If there is one thing you can be sure of about insurance companies is that they don't waste money. If the high turnover rate were really a costly problem, they'd have nipped it in the butt a long time ago.
 
The insurance companies understand warm referrals real well. What better way to get a referral to someone than to have the referrer even go so far as to sell the product for you?

And who knows, one out of a hundred might suceed and make a career out of it. One out of a thousand might even make their career with that company. One out of ten thousand might become the next MDRT producer.

I feel dirty now.
 
Personal opinion: working friends and family can work, but it will not be enough for most people. I think to have a fair shot, you need to be writing at least 100 lives a year, even if they are small cases to start out. Over time you can upgrade your cases.

I've never been in the career channel, but know plenty of friends that have (most who are no longer in the business). My personal opinion, three things screw it up for rookies:

1. No one wants to be a life insurance agent, they're all "financial planners". Learn to survive as a life agent selling plain vanilla life insurance, then go back and help out with the financial planning piece later or on delivery. If you come in as a financial planner, no one knows what the hell you do.

2. I think the number one mistake is not asking enough people to review their life insurance each day. I would say 10 a day, F2F is the minimum, but 20 would guarantee success. I'm walking into smalll businesses only, but if I came in brand new, I would also bang on residential doors at night. If you don't feel confident selling business owners, bring someone with for joint work to learn. New Edward Jones reps don't do anything with their "warm market", they simply bang on doors and they have the highest success rate for rookies in the financial services business.

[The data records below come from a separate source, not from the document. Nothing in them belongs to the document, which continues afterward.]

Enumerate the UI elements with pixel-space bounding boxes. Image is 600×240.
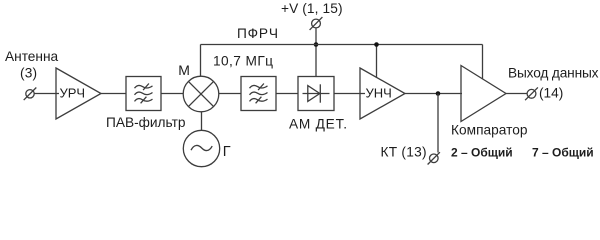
wire mixer to oscillator <box>201 112 203 131</box>
svg-text:Г: Г <box>223 144 231 160</box>
amplifier УНЧ <box>360 68 405 119</box>
antenna input node pin 3 <box>24 88 37 101</box>
wire АМ ДЕТ. to УНЧ <box>334 93 365 95</box>
filter ПАВ-фильтр box <box>126 77 161 111</box>
detector АМ ДЕТ. box with diode <box>298 77 334 111</box>
svg-text:(14): (14) <box>539 86 563 101</box>
test point node КТ pin 13 <box>428 152 440 164</box>
wire junction down to КТ node <box>437 94 439 153</box>
power node +V pins 1,15 <box>310 17 323 30</box>
svg-text:ПФРЧ: ПФРЧ <box>237 26 278 41</box>
svg-text:ПАВ-фильтр: ПАВ-фильтр <box>106 115 186 130</box>
svg-text:Антенна: Антенна <box>5 49 59 64</box>
oscillator Г <box>183 130 219 166</box>
wire УРЧ to ПАВ-фильтр <box>101 93 126 95</box>
wire comparator to output node <box>506 93 527 95</box>
wire rail down to comparator <box>482 45 484 80</box>
wire ПАВ-фильтр to mixer <box>161 93 184 95</box>
svg-text:АМ ДЕТ.: АМ ДЕТ. <box>289 116 347 131</box>
junction dot rail УНЧ <box>374 42 379 47</box>
wire mixer to filter 10,7 МГц <box>219 93 241 95</box>
mixer М <box>183 76 219 112</box>
wire rail down to УНЧ <box>376 45 378 78</box>
wire antenna node to УРЧ <box>34 93 59 95</box>
svg-text:Компаратор: Компаратор <box>451 122 528 137</box>
filter 10,7 МГц box <box>241 77 276 111</box>
svg-text:10,7 МГц: 10,7 МГц <box>213 54 273 69</box>
svg-text:Выход данных: Выход данных <box>508 66 599 81</box>
output node pin 14 <box>525 87 538 100</box>
svg-text:УНЧ: УНЧ <box>366 86 392 101</box>
wire УНЧ to comparator with junction <box>405 91 462 96</box>
svg-text:(3): (3) <box>20 66 37 81</box>
svg-text:2 – Общий: 2 – Общий <box>451 146 513 160</box>
svg-text:+V (1, 15): +V (1, 15) <box>281 1 343 16</box>
svg-text:7 – Общий: 7 – Общий <box>532 146 594 160</box>
wire rail down to mixer <box>200 45 202 77</box>
wire +V node down to rail and АМ ДЕТ. box <box>315 28 317 77</box>
svg-text:КТ (13): КТ (13) <box>381 145 427 160</box>
amplifier УРЧ <box>56 68 101 119</box>
wire power rail horizontal <box>201 44 483 46</box>
junction dot +V rail <box>314 42 319 47</box>
svg-text:УРЧ: УРЧ <box>60 86 86 101</box>
svg-text:М: М <box>178 62 190 78</box>
comparator <box>461 66 506 122</box>
wire filter to АМ детектор <box>276 93 298 95</box>
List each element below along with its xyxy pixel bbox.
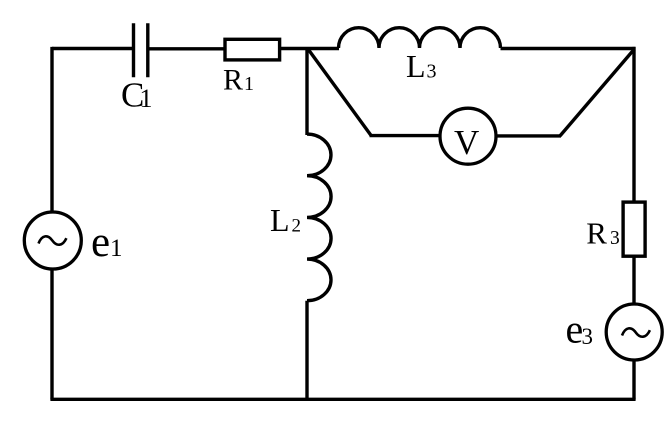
AC source e3 circle bbox=[606, 304, 662, 360]
svg-text:R: R bbox=[223, 63, 243, 96]
capacitor C1 plates bbox=[134, 23, 148, 77]
AC source e1 circle bbox=[24, 212, 81, 269]
inductor L3 coil (4 humps) bbox=[339, 28, 501, 48]
resistor R3 body bbox=[623, 202, 645, 256]
svg-text:L: L bbox=[406, 48, 426, 84]
svg-text:1: 1 bbox=[110, 235, 123, 262]
svg-text:3: 3 bbox=[427, 61, 437, 83]
svg-text:L: L bbox=[270, 202, 290, 238]
wire: e3 bottom to bottom-right corner bbox=[632, 359, 635, 400]
svg-text:R: R bbox=[586, 216, 607, 251]
svg-text:1: 1 bbox=[244, 73, 254, 95]
svg-text:e: e bbox=[91, 219, 110, 266]
wire: R3 bottom to e3 top bbox=[632, 256, 635, 305]
svg-text:V: V bbox=[454, 123, 479, 162]
resistor R1 body bbox=[225, 39, 280, 60]
wire: left vertical (e1 bottom to bottom-left corner) bbox=[50, 268, 53, 400]
voltmeter V circle bbox=[440, 108, 496, 164]
wire: R1 right to L3 start (through node) bbox=[281, 47, 339, 50]
sine symbol in e1 bbox=[39, 236, 67, 244]
wire: diagonal voltmeter branch to top-right corner bbox=[560, 49, 634, 136]
inductor L2 coil (4 humps) bbox=[307, 134, 331, 301]
wire: L2 bottom to bottom wire bbox=[305, 301, 308, 400]
wire: left vertical (top corner down to e1 top) bbox=[50, 47, 53, 213]
wire: voltmeter right horizontal bbox=[496, 134, 561, 137]
svg-text:3: 3 bbox=[610, 228, 620, 249]
wire: right vertical (top corner to R3 top) bbox=[632, 47, 635, 202]
svg-text:2: 2 bbox=[292, 215, 302, 236]
svg-text:3: 3 bbox=[582, 324, 594, 349]
wire: middle vertical (node to L2 top) bbox=[305, 47, 308, 135]
wire: bottom horizontal bbox=[50, 398, 635, 401]
wire: C1 right plate to R1 left bbox=[148, 47, 224, 50]
sine symbol in e3 bbox=[622, 328, 650, 336]
wire: top-left horizontal (corner to C1 left plate) bbox=[52, 47, 133, 50]
wire: diagonal node to voltmeter left branch bbox=[308, 49, 371, 135]
wire: L3 end to top-right corner bbox=[501, 47, 636, 50]
wire: horizontal into voltmeter left bbox=[370, 134, 441, 137]
svg-text:1: 1 bbox=[140, 84, 153, 113]
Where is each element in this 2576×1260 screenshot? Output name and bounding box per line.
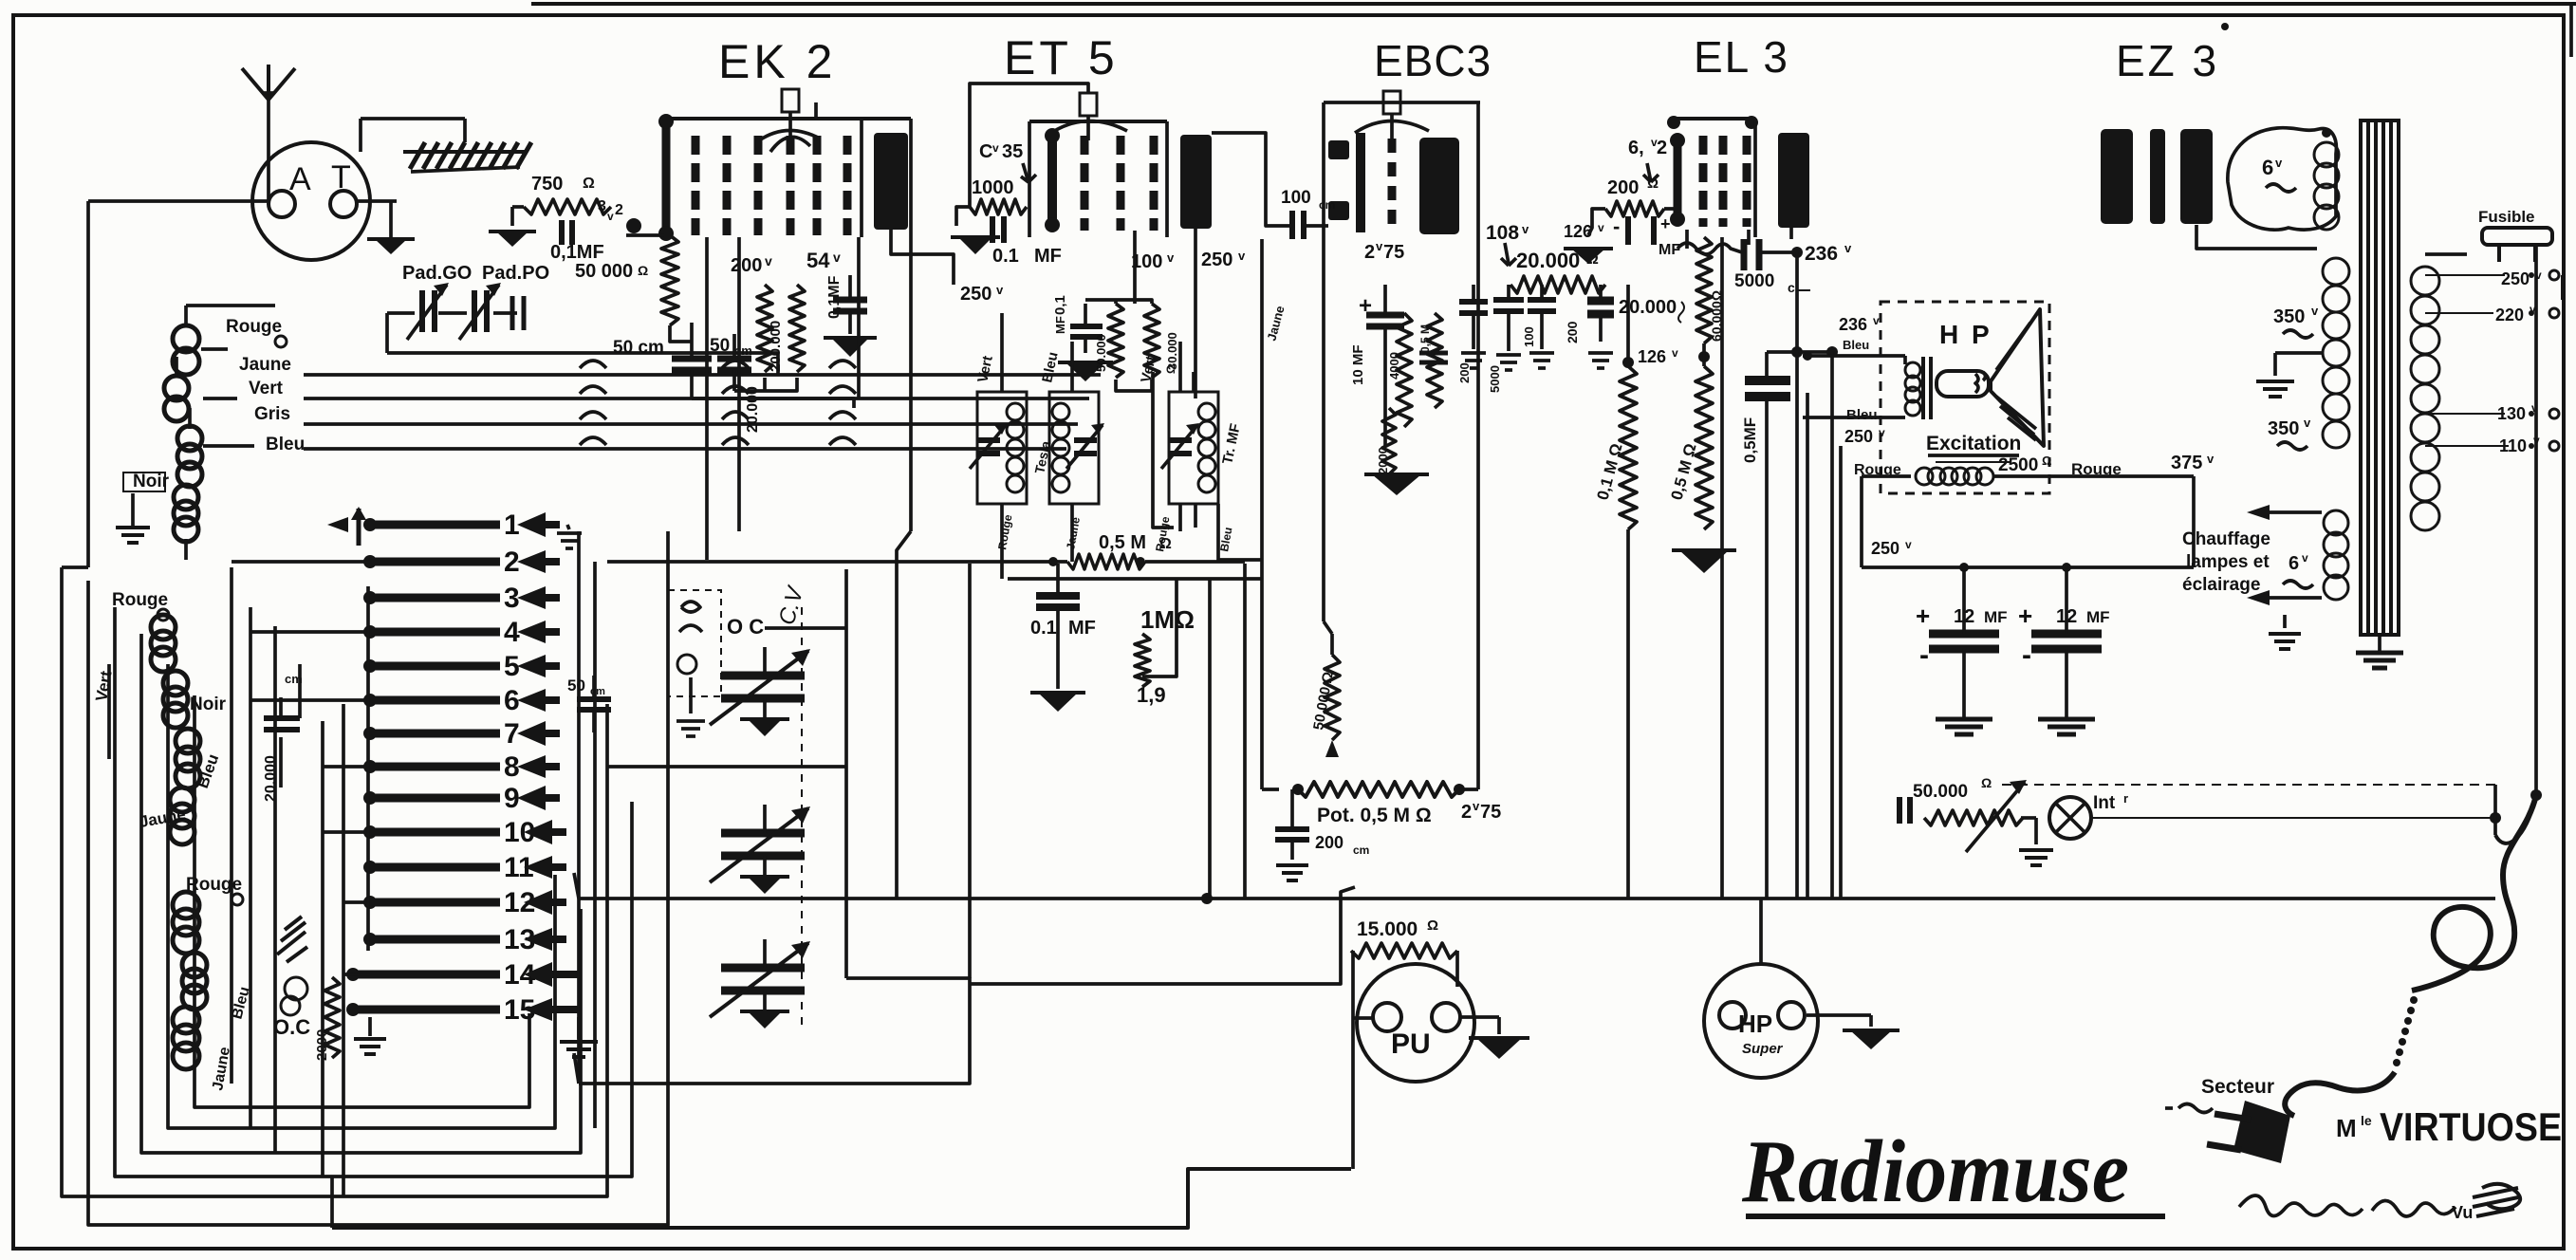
svg-text:250: 250 xyxy=(1201,250,1232,270)
svg-text:5000: 5000 xyxy=(1734,271,1774,291)
svg-text:+: + xyxy=(2018,602,2032,630)
svg-text:4: 4 xyxy=(504,617,520,648)
svg-text:200: 200 xyxy=(731,255,762,276)
svg-text:200: 200 xyxy=(1607,177,1639,198)
svg-text:Vert: Vert xyxy=(249,379,284,398)
svg-text:MF: MF xyxy=(1053,316,1067,334)
svg-text:T: T xyxy=(331,159,351,195)
svg-text:v: v xyxy=(996,283,1004,297)
svg-text:6: 6 xyxy=(2262,156,2273,179)
svg-text:v: v xyxy=(607,210,614,223)
svg-text:50 000: 50 000 xyxy=(575,261,633,282)
svg-text:v: v xyxy=(2207,452,2215,466)
svg-text:Radiomuse: Radiomuse xyxy=(1741,1122,2129,1221)
svg-text:3: 3 xyxy=(504,583,520,614)
svg-text:v: v xyxy=(992,141,999,155)
svg-text:Pad.GO: Pad.GO xyxy=(402,263,472,284)
svg-text:108: 108 xyxy=(1486,222,1519,244)
svg-text:Chauffage: Chauffage xyxy=(2182,529,2270,549)
svg-text:0.1: 0.1 xyxy=(1030,618,1057,639)
svg-text:1: 1 xyxy=(504,510,520,541)
svg-text:c: c xyxy=(1788,280,1795,295)
svg-text:250: 250 xyxy=(960,284,991,305)
svg-text:MF: MF xyxy=(1984,608,2008,626)
svg-text:Pad.PO: Pad.PO xyxy=(482,263,549,284)
svg-text:Noir: Noir xyxy=(133,472,170,491)
svg-text:75: 75 xyxy=(1383,242,1404,263)
svg-text:350: 350 xyxy=(2268,418,2299,439)
svg-text:v: v xyxy=(765,253,772,269)
svg-text:v: v xyxy=(1879,426,1885,439)
svg-text:cm: cm xyxy=(1353,843,1369,857)
svg-text:Jaune: Jaune xyxy=(239,355,291,375)
svg-text:0,5 M: 0,5 M xyxy=(1099,532,1146,553)
svg-text:Ω: Ω xyxy=(1981,775,1992,790)
svg-text:3: 3 xyxy=(598,198,606,214)
svg-text:0,1MF: 0,1MF xyxy=(550,242,604,263)
svg-text:O C: O C xyxy=(727,615,764,639)
svg-text:Ω: Ω xyxy=(1159,536,1172,552)
svg-text:Bleu: Bleu xyxy=(1843,338,1869,352)
svg-text:6: 6 xyxy=(504,685,520,716)
svg-text:0,1: 0,1 xyxy=(1052,295,1068,315)
svg-text:15.000: 15.000 xyxy=(1357,918,1418,940)
svg-text:50.000: 50.000 xyxy=(1094,334,1108,372)
svg-text:v: v xyxy=(1873,314,1880,327)
svg-text:126: 126 xyxy=(1638,347,1666,366)
svg-text:Bleu: Bleu xyxy=(1846,407,1878,423)
svg-text:ET 5: ET 5 xyxy=(1004,31,1119,84)
svg-text:126: 126 xyxy=(1564,222,1592,241)
svg-text:1000: 1000 xyxy=(972,177,1014,198)
svg-text:2: 2 xyxy=(1364,242,1375,263)
svg-text:20.000: 20.000 xyxy=(745,386,761,433)
svg-text:Ω: Ω xyxy=(1164,364,1177,374)
svg-text:5: 5 xyxy=(504,651,520,682)
svg-text:A: A xyxy=(289,161,311,197)
svg-text:2: 2 xyxy=(615,202,623,218)
svg-text:M: M xyxy=(2336,1114,2357,1142)
svg-text:+: + xyxy=(1916,602,1930,630)
svg-text:v: v xyxy=(2275,156,2283,170)
svg-text:v: v xyxy=(1473,799,1480,813)
svg-text:20.000: 20.000 xyxy=(1516,249,1580,272)
svg-text:v: v xyxy=(1167,250,1175,265)
svg-text:-: - xyxy=(1919,639,1929,671)
svg-text:30.000: 30.000 xyxy=(1165,332,1179,370)
svg-text:C: C xyxy=(979,141,992,162)
svg-text:v: v xyxy=(2302,551,2308,565)
svg-text:HP: HP xyxy=(1738,1010,1772,1038)
svg-text:8: 8 xyxy=(504,751,520,783)
svg-text:v: v xyxy=(2311,304,2319,318)
svg-text:Bleu: Bleu xyxy=(266,435,305,454)
svg-text:EZ 3: EZ 3 xyxy=(2116,36,2219,85)
svg-text:Ω: Ω xyxy=(1647,176,1659,192)
svg-text:v: v xyxy=(2304,416,2311,430)
svg-text:2: 2 xyxy=(1461,802,1472,823)
svg-text:75: 75 xyxy=(1480,802,1501,823)
svg-text:50: 50 xyxy=(710,336,730,356)
svg-text:200.000: 200.000 xyxy=(768,321,784,372)
svg-text:éclairage: éclairage xyxy=(2182,575,2260,595)
svg-text:350: 350 xyxy=(2273,306,2305,327)
svg-text:236: 236 xyxy=(1805,243,1838,265)
svg-text:1MΩ: 1MΩ xyxy=(1140,605,1195,634)
svg-text:6,: 6, xyxy=(1628,138,1644,158)
svg-text:250: 250 xyxy=(1871,539,1900,558)
svg-text:50.000: 50.000 xyxy=(1913,782,1968,802)
svg-text:2500: 2500 xyxy=(1998,455,2038,475)
svg-text:Super: Super xyxy=(1742,1041,1784,1057)
svg-text:Ω: Ω xyxy=(2042,454,2051,468)
svg-text:MF: MF xyxy=(2086,608,2110,626)
svg-text:1,9: 1,9 xyxy=(1137,683,1166,707)
svg-text:236: 236 xyxy=(1839,315,1867,334)
svg-text:50: 50 xyxy=(567,676,585,695)
svg-text:v: v xyxy=(1598,221,1604,234)
svg-text:0,5 M: 0,5 M xyxy=(1418,324,1432,353)
svg-text:250: 250 xyxy=(2501,269,2530,288)
svg-text:250: 250 xyxy=(1844,427,1873,446)
svg-text:r: r xyxy=(2123,791,2128,806)
svg-text:50 cm: 50 cm xyxy=(613,338,664,358)
svg-text:PU: PU xyxy=(1391,1028,1431,1060)
svg-text:v: v xyxy=(833,250,841,265)
svg-text:4000: 4000 xyxy=(1387,352,1401,380)
svg-text:Rouge: Rouge xyxy=(226,317,282,337)
svg-text:cm: cm xyxy=(1319,198,1335,212)
svg-text:le: le xyxy=(2361,1113,2372,1128)
svg-text:0,5MF: 0,5MF xyxy=(1741,417,1759,463)
svg-text:Fusible: Fusible xyxy=(2478,208,2535,226)
svg-text:0.1: 0.1 xyxy=(992,246,1019,267)
svg-text:54: 54 xyxy=(806,249,830,272)
svg-text:2: 2 xyxy=(1657,138,1667,158)
svg-text:EL 3: EL 3 xyxy=(1694,32,1789,82)
svg-text:v: v xyxy=(1905,538,1912,551)
svg-text:35: 35 xyxy=(1002,141,1023,162)
svg-text:v: v xyxy=(1672,346,1678,360)
svg-text:Ω: Ω xyxy=(583,176,595,192)
svg-text:MF: MF xyxy=(1659,242,1680,258)
svg-text:200: 200 xyxy=(1565,321,1580,343)
svg-text:O.C: O.C xyxy=(273,1015,310,1039)
svg-text:10 MF: 10 MF xyxy=(1350,344,1366,385)
svg-text:MF: MF xyxy=(1068,618,1096,639)
svg-text:Pot. 0,5 M Ω: Pot. 0,5 M Ω xyxy=(1317,805,1432,826)
svg-text:Secteur: Secteur xyxy=(2201,1076,2274,1098)
svg-text:Ω: Ω xyxy=(1427,917,1438,934)
svg-text:750: 750 xyxy=(531,174,563,195)
svg-text:375: 375 xyxy=(2171,453,2202,473)
svg-text:Int: Int xyxy=(2093,793,2116,813)
svg-text:5000: 5000 xyxy=(1488,365,1502,393)
svg-text:6: 6 xyxy=(2289,553,2299,574)
svg-text:2: 2 xyxy=(504,547,520,578)
svg-text:9: 9 xyxy=(504,783,520,814)
svg-text:H P: H P xyxy=(1939,320,1992,349)
svg-text:+: + xyxy=(1660,214,1671,233)
svg-text:v: v xyxy=(1844,241,1852,255)
svg-text:EK 2: EK 2 xyxy=(718,35,836,88)
svg-text:VIRTUOSE: VIRTUOSE xyxy=(2380,1104,2562,1149)
svg-text:v: v xyxy=(1522,222,1529,236)
svg-text:100: 100 xyxy=(1522,326,1536,347)
svg-text:200: 200 xyxy=(1457,362,1472,383)
svg-text:Excitation: Excitation xyxy=(1926,433,2021,454)
svg-text:lampes et: lampes et xyxy=(2186,552,2270,572)
svg-text:v: v xyxy=(1238,249,1246,263)
svg-text:7: 7 xyxy=(504,718,520,750)
svg-text:-: - xyxy=(1613,214,1620,238)
svg-text:100: 100 xyxy=(1281,188,1311,208)
svg-text:20.000: 20.000 xyxy=(1619,297,1677,318)
svg-text:220: 220 xyxy=(2495,306,2524,324)
svg-text:Vu: Vu xyxy=(2452,1203,2473,1222)
svg-text:200: 200 xyxy=(1315,833,1344,852)
svg-text:v: v xyxy=(1376,239,1383,253)
svg-text:EBC3: EBC3 xyxy=(1374,36,1492,85)
svg-text:Ω: Ω xyxy=(638,263,648,278)
svg-text:-: - xyxy=(2022,639,2031,671)
svg-text:Rouge: Rouge xyxy=(112,590,168,610)
svg-text:MF: MF xyxy=(1034,246,1062,267)
svg-text:Gris: Gris xyxy=(254,404,290,424)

3. Not asking for introductions. It's very easy to get low key introductions to other business owners in the area. "Do you know Jim at ABC next door? When I stop in to introduce myself, would you mind if I mention we do business so I'm not a complete stranger?" Is that a referral? I don't know, but it makes it easier when talking to Jim.

I'm personally new to being a full time life agent, so that's my two cents. That being said, I'm on pace for over 100 lives placed this year.
 
Full Throttle, what percent of that is life?

Of the lives I've written so far this year? Most of it, with a handful of DI cases and two LTC cases. I only count core lives into the mix: life, DI, and LTC. I still write health, but don't actively look for it and do not count it toward my 100 lives placed target.
 
I think too many agents attempt to sell their clients everything at once. Having a good mix, even if they are smaller policies, will allow cross selling further down the road. Prospecting should get easier with time...
 
Life insurance is a products for those people for whom life insurance is a business. It is a wholesome referral actions. So here the first target is most important. Once you do the first insurance policy you need to ask this particualr person to do the favour for you like the same way. You have to make a nice networking and to keep faith in all of your insurance policy holder. almost 90% agent do this business this way.